Auch der Arbeitsmarkt trägt zu den Strukturproblemen der italienischen Volkswirtschaft bei.
Im Jahr 2018 liegt diese laut Eurostat-Definition in Italien noch immer bei rund zehn Prozent. In der Arbeitsmarktsituation spiegelt sich die schwelende Krise Italiens wider: Zur hohen Arbeitslosigkeit gesellen sich schlechte Jobaussichten für Jugendliche, eine geringe Erwerbsquote und der Verlust der internationalen Wettbewerbsfähigkeit.[8]

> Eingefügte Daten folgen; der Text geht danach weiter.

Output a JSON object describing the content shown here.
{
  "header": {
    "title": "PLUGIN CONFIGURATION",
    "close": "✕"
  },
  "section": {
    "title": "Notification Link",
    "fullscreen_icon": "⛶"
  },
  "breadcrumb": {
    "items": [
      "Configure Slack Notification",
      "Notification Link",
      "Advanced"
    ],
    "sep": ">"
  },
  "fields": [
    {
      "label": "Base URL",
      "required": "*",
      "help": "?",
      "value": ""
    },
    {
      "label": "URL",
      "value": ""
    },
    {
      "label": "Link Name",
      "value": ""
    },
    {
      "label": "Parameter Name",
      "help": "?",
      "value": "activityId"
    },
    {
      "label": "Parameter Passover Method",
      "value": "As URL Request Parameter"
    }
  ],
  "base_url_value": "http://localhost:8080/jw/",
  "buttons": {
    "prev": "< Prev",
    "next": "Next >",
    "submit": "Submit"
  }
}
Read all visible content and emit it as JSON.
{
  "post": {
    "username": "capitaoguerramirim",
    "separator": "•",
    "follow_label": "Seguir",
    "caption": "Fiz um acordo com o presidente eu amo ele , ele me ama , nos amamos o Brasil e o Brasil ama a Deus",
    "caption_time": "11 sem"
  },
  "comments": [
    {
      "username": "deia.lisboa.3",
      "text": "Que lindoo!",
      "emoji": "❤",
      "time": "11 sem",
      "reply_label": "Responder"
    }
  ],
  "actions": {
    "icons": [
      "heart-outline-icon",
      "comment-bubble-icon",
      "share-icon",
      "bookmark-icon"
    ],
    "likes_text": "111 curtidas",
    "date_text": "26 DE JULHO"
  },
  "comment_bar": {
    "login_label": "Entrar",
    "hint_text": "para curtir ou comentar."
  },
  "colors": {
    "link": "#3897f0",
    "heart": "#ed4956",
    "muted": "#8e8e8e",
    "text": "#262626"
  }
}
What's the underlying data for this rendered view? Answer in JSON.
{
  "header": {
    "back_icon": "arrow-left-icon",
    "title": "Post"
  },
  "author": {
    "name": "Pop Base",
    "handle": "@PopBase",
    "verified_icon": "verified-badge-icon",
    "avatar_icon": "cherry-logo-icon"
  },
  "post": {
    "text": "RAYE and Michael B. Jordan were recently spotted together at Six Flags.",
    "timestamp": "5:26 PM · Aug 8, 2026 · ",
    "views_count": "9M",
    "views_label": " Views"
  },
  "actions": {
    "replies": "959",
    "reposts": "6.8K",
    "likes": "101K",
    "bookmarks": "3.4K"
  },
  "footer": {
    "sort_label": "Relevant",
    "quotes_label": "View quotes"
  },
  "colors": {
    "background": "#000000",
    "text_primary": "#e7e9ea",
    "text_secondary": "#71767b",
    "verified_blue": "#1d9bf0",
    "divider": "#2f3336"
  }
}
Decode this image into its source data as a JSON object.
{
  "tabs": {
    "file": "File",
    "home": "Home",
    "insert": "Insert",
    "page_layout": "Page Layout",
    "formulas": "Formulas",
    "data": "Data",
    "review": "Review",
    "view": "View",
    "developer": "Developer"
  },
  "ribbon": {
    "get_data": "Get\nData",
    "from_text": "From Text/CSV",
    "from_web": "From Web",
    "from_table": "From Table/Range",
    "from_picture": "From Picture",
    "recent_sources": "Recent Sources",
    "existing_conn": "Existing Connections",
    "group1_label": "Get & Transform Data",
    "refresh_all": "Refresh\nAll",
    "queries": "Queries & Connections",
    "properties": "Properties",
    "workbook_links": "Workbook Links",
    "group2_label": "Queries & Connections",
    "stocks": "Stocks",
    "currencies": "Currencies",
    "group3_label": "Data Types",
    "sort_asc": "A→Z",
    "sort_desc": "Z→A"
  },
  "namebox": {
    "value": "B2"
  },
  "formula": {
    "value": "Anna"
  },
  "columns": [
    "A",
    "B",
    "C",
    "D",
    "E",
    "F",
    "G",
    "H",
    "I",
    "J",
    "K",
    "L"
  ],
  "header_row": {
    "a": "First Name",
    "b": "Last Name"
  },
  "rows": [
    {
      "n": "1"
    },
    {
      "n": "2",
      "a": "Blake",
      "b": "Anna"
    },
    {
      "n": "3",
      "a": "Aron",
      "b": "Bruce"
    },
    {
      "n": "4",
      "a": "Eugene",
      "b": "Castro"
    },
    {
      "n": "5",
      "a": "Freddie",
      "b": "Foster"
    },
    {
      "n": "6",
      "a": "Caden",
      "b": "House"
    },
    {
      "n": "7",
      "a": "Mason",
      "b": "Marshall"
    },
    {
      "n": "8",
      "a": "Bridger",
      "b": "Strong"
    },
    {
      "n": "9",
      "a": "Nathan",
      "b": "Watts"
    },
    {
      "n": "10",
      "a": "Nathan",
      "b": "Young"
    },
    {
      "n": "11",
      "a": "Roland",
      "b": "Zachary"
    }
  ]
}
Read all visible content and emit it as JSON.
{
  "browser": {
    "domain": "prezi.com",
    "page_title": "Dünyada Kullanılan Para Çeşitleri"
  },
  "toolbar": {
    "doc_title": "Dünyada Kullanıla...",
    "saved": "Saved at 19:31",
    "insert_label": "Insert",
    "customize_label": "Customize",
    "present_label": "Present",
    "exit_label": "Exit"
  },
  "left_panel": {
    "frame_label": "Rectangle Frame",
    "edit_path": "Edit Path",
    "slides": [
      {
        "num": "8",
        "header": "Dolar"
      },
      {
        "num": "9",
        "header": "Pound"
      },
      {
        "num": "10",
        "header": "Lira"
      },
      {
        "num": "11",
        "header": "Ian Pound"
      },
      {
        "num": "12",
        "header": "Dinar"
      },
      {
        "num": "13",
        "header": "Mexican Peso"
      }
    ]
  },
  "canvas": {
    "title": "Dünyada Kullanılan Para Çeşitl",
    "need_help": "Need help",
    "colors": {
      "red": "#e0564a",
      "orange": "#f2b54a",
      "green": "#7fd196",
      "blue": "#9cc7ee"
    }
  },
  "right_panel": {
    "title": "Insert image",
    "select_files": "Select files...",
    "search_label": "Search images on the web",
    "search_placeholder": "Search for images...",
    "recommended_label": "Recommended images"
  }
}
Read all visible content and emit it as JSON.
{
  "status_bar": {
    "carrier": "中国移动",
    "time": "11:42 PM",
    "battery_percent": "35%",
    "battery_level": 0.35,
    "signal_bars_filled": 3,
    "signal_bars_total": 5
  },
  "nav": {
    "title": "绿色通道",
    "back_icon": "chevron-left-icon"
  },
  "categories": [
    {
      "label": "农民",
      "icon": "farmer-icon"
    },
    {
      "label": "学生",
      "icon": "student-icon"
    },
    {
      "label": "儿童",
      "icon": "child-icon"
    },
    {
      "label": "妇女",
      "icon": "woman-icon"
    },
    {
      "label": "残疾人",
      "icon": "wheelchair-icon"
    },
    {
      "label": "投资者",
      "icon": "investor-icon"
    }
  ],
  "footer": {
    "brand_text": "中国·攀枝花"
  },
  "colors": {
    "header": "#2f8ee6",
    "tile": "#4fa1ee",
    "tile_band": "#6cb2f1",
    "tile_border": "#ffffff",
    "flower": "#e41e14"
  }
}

Im Land herrscht zudem das Problem eines geteilten, dualen Arbeitsmarktes, entlang regionaler und demografischer Faktoren. Die Arbeitslosigkeit in der Altersgruppe unter 25 Jahren ist von bereits überdurchschnittlich hohen 25 Prozent 2009 auf einen Höchststand von knapp 42 Prozent 2014 gestiegen. Dazu trägt nicht zuletzt auch der traditionell strenge Kündigungsschutz bei, der in Italien die Entstehung eines Arbeitsmarktes für „Insider“, die in unbefristeter Beschäftigung sind, und „Outsider“, die nur in temporären Beschäftigungsverhältnissen sind, gefördert hat.[9] Gleichzeitig ist die Arbeitslosigkeit auch regional höchst unterschiedlich. In den südlichen Regionen ist die Arbeitslosenquote rund doppelt so hoch wie im Norden. Zugleich gehen dort deutlich weniger Menschen einer Erwerbsarbeit nach, was sich an einer um 20 Prozentpunkte geringeren Beschäftigungsquote ablesen lässt.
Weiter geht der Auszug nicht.